The African Travel and Tourism Association (Atta) has called for international inbound tourism to resume as “close to September 1 as possible”.
“By opening up as close to September 1 in a responsible manner, we will save the entire 2021 inbound tourism revenue stream and tourism in SA,” the trade association, which promotes tourism to Africa, said in a statement issued on Tuesday.
It said that although parts of the travel and tourism sector have been earmarked for return in levels 2 and 1, depending on their risk profiles and the spread of Covid-19 in SA, the association said it has already seen the inclusion of business travel in level 3 through successful lobbying for earlier reopening of this critical sector.
It said the country’s tourism private sector, under the Tourism Business Council of SA (TBCSA), has been engaging on the tourism recovery strategy being developed by South African Tourism.
Atta said the TBCSA was advocating the earlier phased reopening of international tourism to SA this year to as close to September as the risk-adjusted strategy allows, based on a phased approach.
It said this data-driven recovery strategy has been presented to relevant government authorities and is guided by the government’s risk-adjustment strategy to ensure safety and stringent health-focused protocols to guide and assist stakeholders within the travel and tourism value chain.
The association said the protocols are important because they will inform the timelines for the reopening of international tourism.
Inbound tourism employed more than 375,000 people in SA, it said, of which an estimated 40,000 jobs had already been lost.
The association said the summer high season runs from September to March and represents 60% of the annual business for tourism.
“The nature of international inbound tourism is such that we have long lead times between booking and travel,” it added.

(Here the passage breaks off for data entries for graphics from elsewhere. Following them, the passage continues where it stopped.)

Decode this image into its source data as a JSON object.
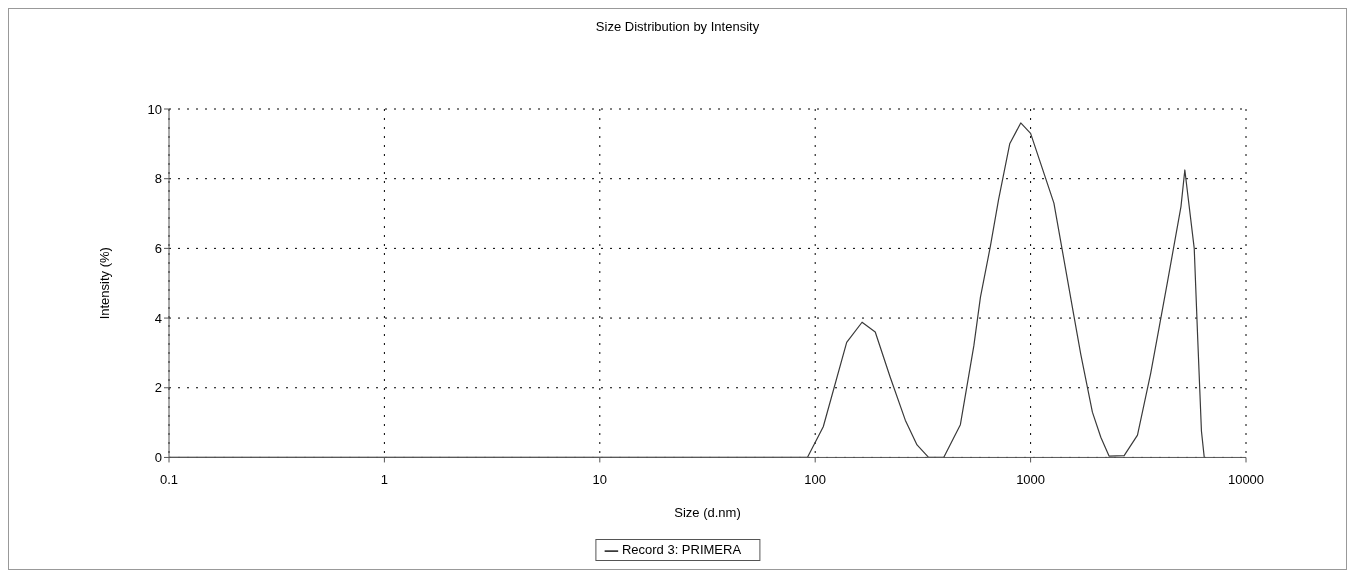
{
  "chart_data": {
    "type": "line",
    "title": "Size Distribution by Intensity",
    "xlabel": "Size (d.nm)",
    "ylabel": "Intensity (%)",
    "xlim": [
      0.1,
      10000
    ],
    "xticks": [
      0.1,
      1,
      10,
      100,
      1000,
      10000
    ],
    "ylim": [
      0,
      10
    ],
    "yticks": [
      0,
      2,
      4,
      6,
      8,
      10
    ],
    "log": "x",
    "grid": true,
    "legend": "bottom",
    "line_style": "solid",
    "marker": "none",
    "series": [
      {
        "name": "Record 3: PRIMERA",
        "color": "#3a3a3a",
        "x": [
          0.1,
          1,
          10,
          92,
          109,
          140,
          165,
          190,
          223,
          262,
          297,
          336,
          395,
          472,
          545,
          585,
          651,
          710,
          800,
          900,
          1000,
          1283,
          1585,
          1710,
          1936,
          2118,
          2313,
          2718,
          3135,
          3614,
          3954,
          4324,
          4990,
          5200,
          5750,
          5960,
          6210,
          6400
        ],
        "values": [
          0,
          0,
          0,
          0,
          0.88,
          3.3,
          3.88,
          3.6,
          2.3,
          1.07,
          0.36,
          0,
          0,
          0.94,
          3.2,
          4.6,
          6.07,
          7.4,
          9.0,
          9.6,
          9.3,
          7.3,
          4.1,
          2.96,
          1.3,
          0.58,
          0.04,
          0.05,
          0.64,
          2.43,
          3.74,
          5.05,
          7.2,
          8.25,
          6.0,
          3.5,
          0.76,
          0
        ]
      }
    ]
  }
}
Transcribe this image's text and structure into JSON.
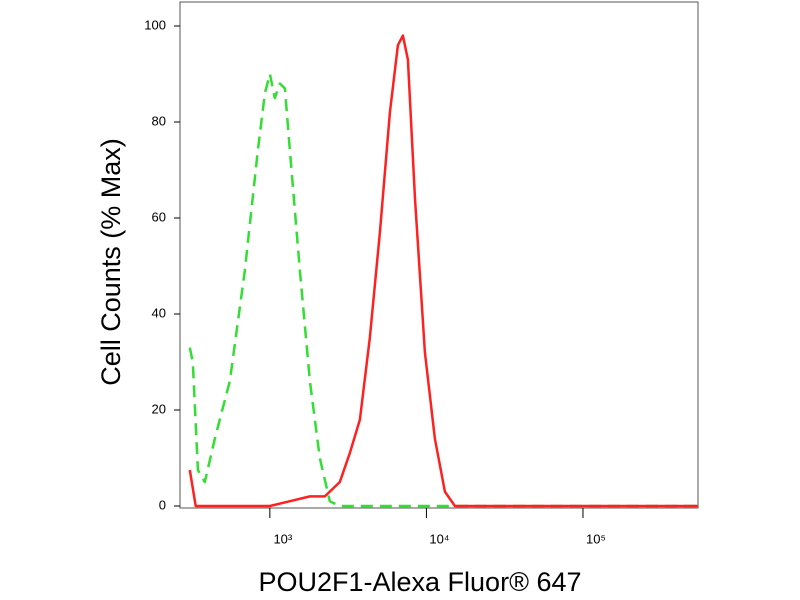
{
  "chart_data": {
    "type": "line",
    "x_label": "POU2F1-Alexa Fluor® 647",
    "y_label": "Cell Counts (% Max)",
    "xscale": "log",
    "xlim": [
      300,
      543000
    ],
    "ylim": [
      0,
      105
    ],
    "xticks": [
      {
        "value": 1000,
        "label": "10³"
      },
      {
        "value": 10000,
        "label": "10⁴"
      },
      {
        "value": 100000,
        "label": "10⁵"
      }
    ],
    "yticks": [
      0,
      20,
      40,
      60,
      80,
      100
    ],
    "series": [
      {
        "color": "#33dd33",
        "dashed": true,
        "x": [
          308,
          322,
          347,
          384,
          445,
          555,
          692,
          838,
          929,
          1000,
          1076,
          1159,
          1247,
          1343,
          1556,
          1802,
          2085,
          2415,
          2798,
          543000
        ],
        "values": [
          33,
          30,
          7.5,
          5,
          14,
          26,
          49,
          74,
          86,
          90,
          85,
          88,
          87,
          74,
          49,
          26,
          10,
          1,
          0,
          0
        ]
      },
      {
        "color": "#ff2020",
        "dashed": false,
        "x": [
          308,
          336,
          555,
          1000,
          1343,
          1802,
          2245,
          2415,
          2798,
          3242,
          3757,
          4352,
          5043,
          5843,
          6577,
          7080,
          7621,
          8450,
          9780,
          11330,
          13120,
          15200,
          61500,
          543000
        ],
        "values": [
          7.5,
          0,
          0,
          0,
          1,
          2,
          2,
          3,
          5,
          11,
          18,
          35,
          57,
          82,
          96,
          98,
          93,
          64,
          32,
          14,
          3,
          0,
          0,
          0
        ]
      }
    ]
  }
}
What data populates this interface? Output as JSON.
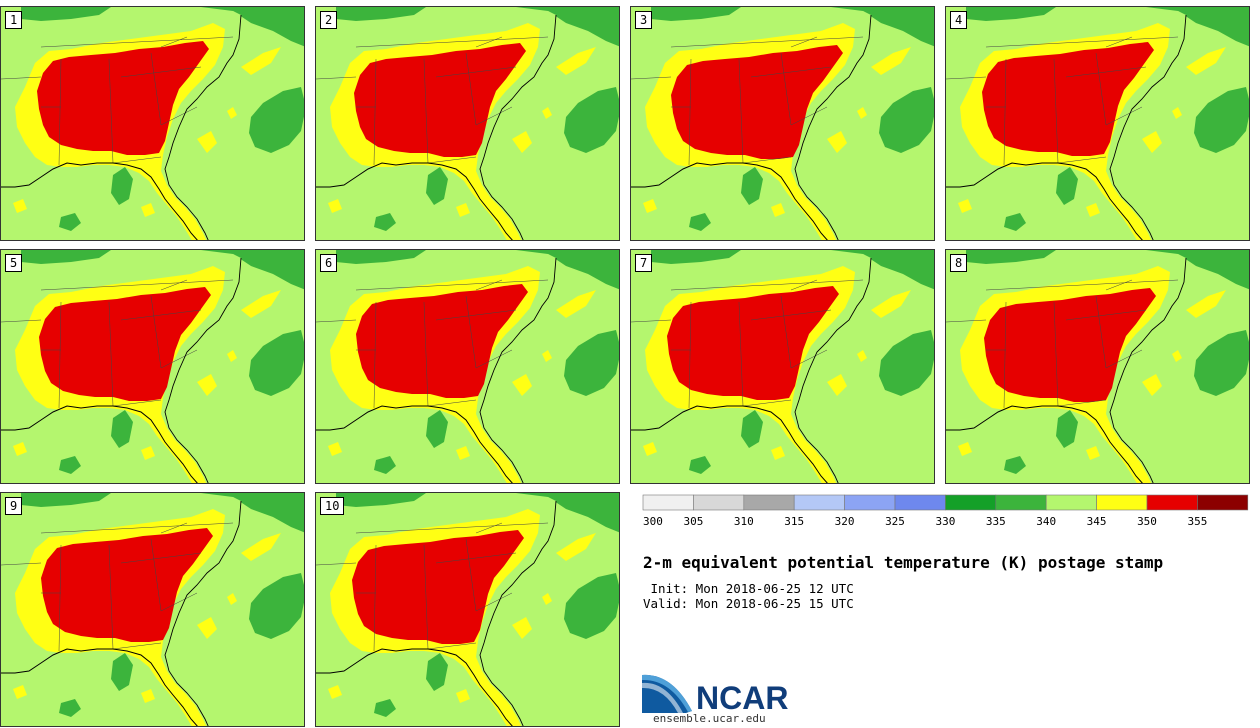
{
  "panels": [
    {
      "label": "1"
    },
    {
      "label": "2"
    },
    {
      "label": "3"
    },
    {
      "label": "4"
    },
    {
      "label": "5"
    },
    {
      "label": "6"
    },
    {
      "label": "7"
    },
    {
      "label": "8"
    },
    {
      "label": "9"
    },
    {
      "label": "10"
    }
  ],
  "colorbar": {
    "bins": [
      {
        "low": 300,
        "color": "#f0f0f0"
      },
      {
        "low": 305,
        "color": "#d8d8d8"
      },
      {
        "low": 310,
        "color": "#a8a8a8"
      },
      {
        "low": 315,
        "color": "#b4c8f6"
      },
      {
        "low": 320,
        "color": "#8ca4f4"
      },
      {
        "low": 325,
        "color": "#6e88ee"
      },
      {
        "low": 330,
        "color": "#14a028"
      },
      {
        "low": 335,
        "color": "#3cb43c"
      },
      {
        "low": 340,
        "color": "#b4f66e"
      },
      {
        "low": 345,
        "color": "#ffff14"
      },
      {
        "low": 350,
        "color": "#e60000"
      },
      {
        "low": 355,
        "color": "#8c0000"
      }
    ],
    "tick_labels": [
      "300",
      "305",
      "310",
      "315",
      "320",
      "325",
      "330",
      "335",
      "340",
      "345",
      "350",
      "355"
    ]
  },
  "title": "2-m equivalent potential temperature (K) postage stamp",
  "init": " Init: Mon 2018-06-25 12 UTC",
  "valid": "Valid: Mon 2018-06-25 15 UTC",
  "logo_text": "NCAR",
  "site": "ensemble.ucar.edu",
  "colors": {
    "ocean": "#b4f66e",
    "land_warm": "#ffff14",
    "hot": "#e60000",
    "cool_land": "#3cb43c",
    "coast": "#000000"
  }
}
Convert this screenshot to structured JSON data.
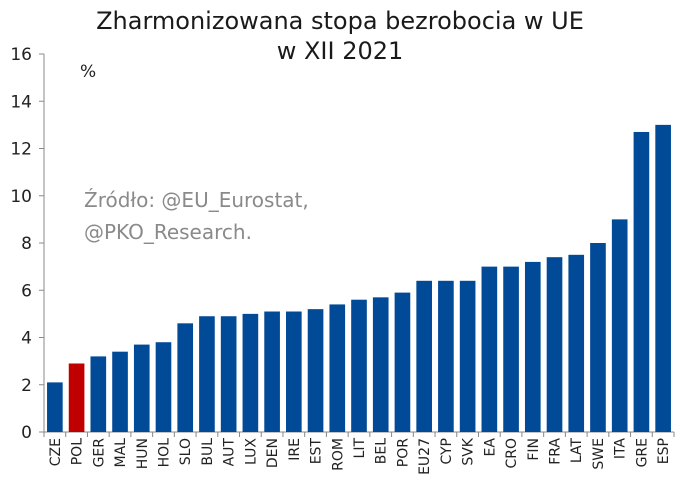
{
  "chart_data": {
    "type": "bar",
    "title_lines": [
      "Zharmonizowana stopa bezrobocia w UE",
      "w XII 2021"
    ],
    "unit": "%",
    "source_lines": [
      "Źródło: @EU_Eurostat,",
      "@PKO_Research."
    ],
    "categories": [
      "CZE",
      "POL",
      "GER",
      "MAL",
      "HUN",
      "HOL",
      "SLO",
      "BUL",
      "AUT",
      "LUX",
      "DEN",
      "IRE",
      "EST",
      "ROM",
      "LIT",
      "BEL",
      "POR",
      "EU27",
      "CYP",
      "SVK",
      "EA",
      "CRO",
      "FIN",
      "FRA",
      "LAT",
      "SWE",
      "ITA",
      "GRE",
      "ESP"
    ],
    "values": [
      2.1,
      2.9,
      3.2,
      3.4,
      3.7,
      3.8,
      4.6,
      4.9,
      4.9,
      5.0,
      5.1,
      5.1,
      5.2,
      5.4,
      5.6,
      5.7,
      5.9,
      6.4,
      6.4,
      6.4,
      7.0,
      7.0,
      7.2,
      7.4,
      7.5,
      8.0,
      9.0,
      12.7,
      13.0
    ],
    "highlight_category": "POL",
    "colors": {
      "bar": "#004a97",
      "highlight": "#c00000",
      "axis": "#888888"
    },
    "ylim": [
      0,
      16
    ],
    "yticks": [
      0,
      2,
      4,
      6,
      8,
      10,
      12,
      14,
      16
    ],
    "grid": false
  }
}
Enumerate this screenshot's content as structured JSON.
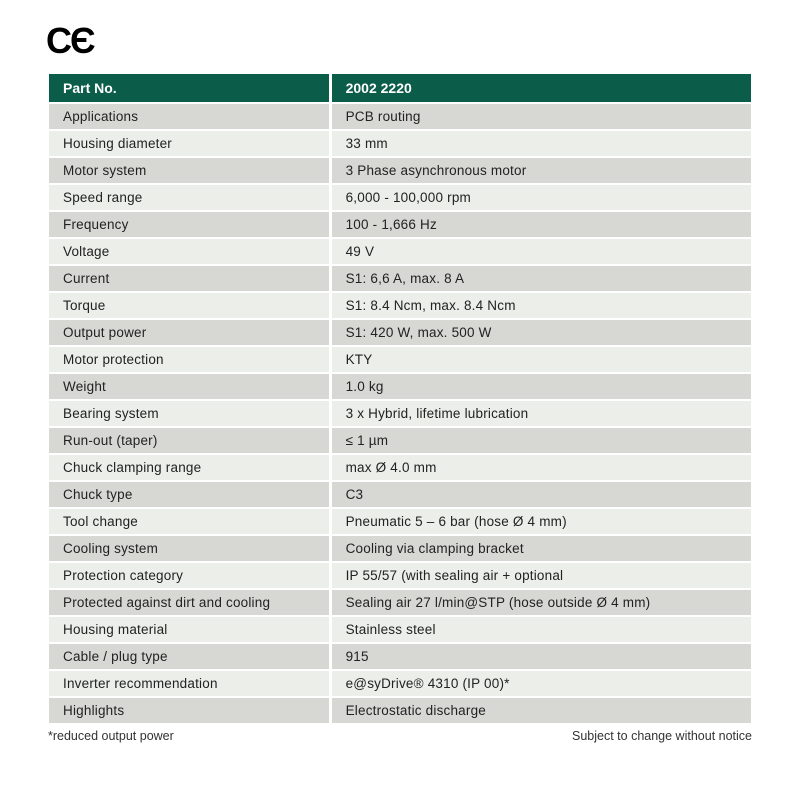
{
  "ce_mark": "CЄ",
  "table": {
    "header_bg": "#0b5d4a",
    "header_color": "#ffffff",
    "row_odd_bg": "#d7d8d4",
    "row_even_bg": "#eceee9",
    "columns": [
      "Part No.",
      "2002 2220"
    ],
    "rows": [
      [
        "Applications",
        "PCB routing"
      ],
      [
        "Housing diameter",
        "33 mm"
      ],
      [
        "Motor system",
        "3 Phase asynchronous motor"
      ],
      [
        "Speed range",
        "6,000 - 100,000 rpm"
      ],
      [
        "Frequency",
        "100 - 1,666 Hz"
      ],
      [
        "Voltage",
        "49 V"
      ],
      [
        "Current",
        "S1: 6,6 A, max. 8 A"
      ],
      [
        "Torque",
        "S1: 8.4 Ncm, max. 8.4 Ncm"
      ],
      [
        "Output power",
        "S1: 420 W, max. 500 W"
      ],
      [
        "Motor protection",
        "KTY"
      ],
      [
        "Weight",
        "1.0 kg"
      ],
      [
        "Bearing system",
        "3 x Hybrid, lifetime lubrication"
      ],
      [
        "Run-out (taper)",
        "≤ 1 µm"
      ],
      [
        "Chuck clamping range",
        "max Ø 4.0 mm"
      ],
      [
        "Chuck type",
        "C3"
      ],
      [
        "Tool change",
        "Pneumatic 5 – 6 bar (hose Ø 4 mm)"
      ],
      [
        "Cooling system",
        "Cooling via clamping bracket"
      ],
      [
        "Protection category",
        "IP 55/57 (with sealing air + optional"
      ],
      [
        "Protected against dirt and cooling",
        "Sealing air 27 l/min@STP (hose outside Ø 4 mm)"
      ],
      [
        "Housing material",
        "Stainless steel"
      ],
      [
        "Cable / plug type",
        "915"
      ],
      [
        "Inverter recommendation",
        "e@syDrive® 4310 (IP 00)*"
      ],
      [
        "Highlights",
        "Electrostatic discharge"
      ]
    ]
  },
  "footnote_left": "*reduced output power",
  "footnote_right": "Subject to change without notice"
}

The proposed phased recovery strategy provides for an initial six to eight week preparation phase, followed by a trial phase where safe source markets with similar risk profiles and stages of the pandemic were allowed to travel to SA.
The association said these travellers would be vetted, all stringent safety protocols would be in place and the focus would be on low-contact products and low-risk areas, traditionally with low density.
In the next phase, SA would further open key markets and expand the experiences on offer, until the next phase when air access is opened fully.
The association said it was confident that SA’s tourism economy could be opened up safely if global best practice was followed.